This article has been updated with comments from one of the plaintiffs’ attorneys.
More than 40 lawsuits have been filed against Sterigenics by people who claim that emissions from the company’s Willowbrook, Ill. medical device sterilization plant have adversely affected their or their relatives’ health, according to a report by the Associated Press.
Lawyers for the plaintiffs filed 32 new suits in Cook County, Ill., this week seeking damages for illnesses that they claim stem from exposure to ethylene oxide (EO), a carcinogenic gas that Sterigenics used to sterilize millions of devices annually.
The Chicago law firm of Power Rogers & Smith represents the plaintiffs in six of the plaintiffs in the suits filed this week, according to associate attorney Brian LaCien. Eleven other suits were filed in Cook County against the company last year, he noted. The plaintiffs are mostly residents of the neighborhood surrounding the plant or relatives of residents, LaCien said. One man filed suit claiming that his late wife, who operated a small business within a few hundred feet of the plant and died of breast cancer, became ill because of proximity to the plant, he added.
Another firm’s plaintiff, Jeanne Hochhalter, attributes her breast cancer directly to EO emissions from the plant, which the state of Illinois shut down in February over such emissions. The plant’s sudden closure caused some device shortages and a push by the FDA to come up with different methods to replace and improve EO sterilization.
“I got breast cancer. I have no family history of it,” Hochhalter told the Associated Press, adding that she’s undergone 15 surgeries during the last six years.
Most of the personal injury lawsuits filed so far relate to cancer, although have linked ethylene oxide emissions to miscarriage or birth defects, according to LaCien.
“There will be more cases filed,” he said. “This is a heavily residential area where government studies showed the cancer risk is 64 times greater than allowable. It’s one of the cancer tracts in the United States within the top 20, and once the plant closed, they tested (for) ethylene oxide and the numbers dropped dramatically.”
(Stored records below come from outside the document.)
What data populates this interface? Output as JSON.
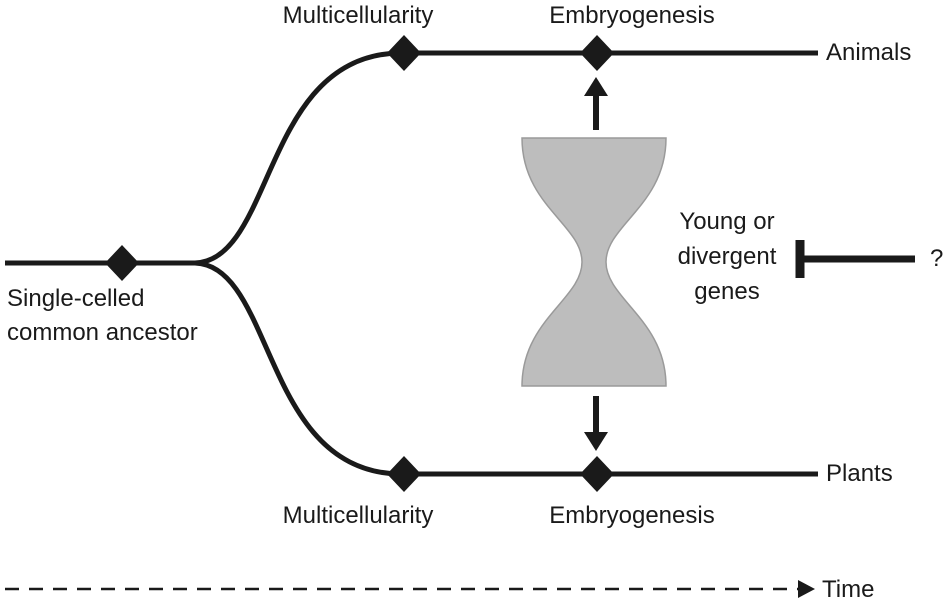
{
  "labels": {
    "ancestor_line1": "Single-celled",
    "ancestor_line2": "common ancestor",
    "multicellularity_top": "Multicellularity",
    "multicellularity_bottom": "Multicellularity",
    "embryogenesis_top": "Embryogenesis",
    "embryogenesis_bottom": "Embryogenesis",
    "animals": "Animals",
    "plants": "Plants",
    "genes_line1": "Young or",
    "genes_line2": "divergent",
    "genes_line3": "genes",
    "question": "?",
    "time": "Time"
  },
  "colors": {
    "line": "#1a1a1a",
    "hourglass_fill": "#bdbdbd",
    "hourglass_stroke": "#9a9a9a"
  }
}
Sterigenics has argued that its plant was not the only source of ethylene oxide emissions in the neighborhood. The company and the state reached an agreement last month to reopen the plant in September and the company pledged to upgrade emissions controls at the plant, but a DuPage County judge delayed the reopening to allow Willowbrook and three other municipalities that surround it to join the lawsuit. Those municipalities have until September 6 to do so.
LaCien said the company has long been aware of the cancer risks attributed to ethylene oxide and should have taken care of the situation sooner.
“Their solution now is, ‘We’ll put in a better system to capture it,'” he said. “One, there’s no safe amount of ethylene oxide, but two, why weren’t they doing that 30 years ago when they knew about the risk?”
Sterigenics did not immediately respond to a request for comment from Medical Design & Outsourcing, but a company spokesman told the Associated Press that the company, which is owned by Sotera Health, “has consistently complied with applicable regulations.” The lawsuits lack merit, the spokesman said, and Sterigenics intends to “vigorously defend against them.”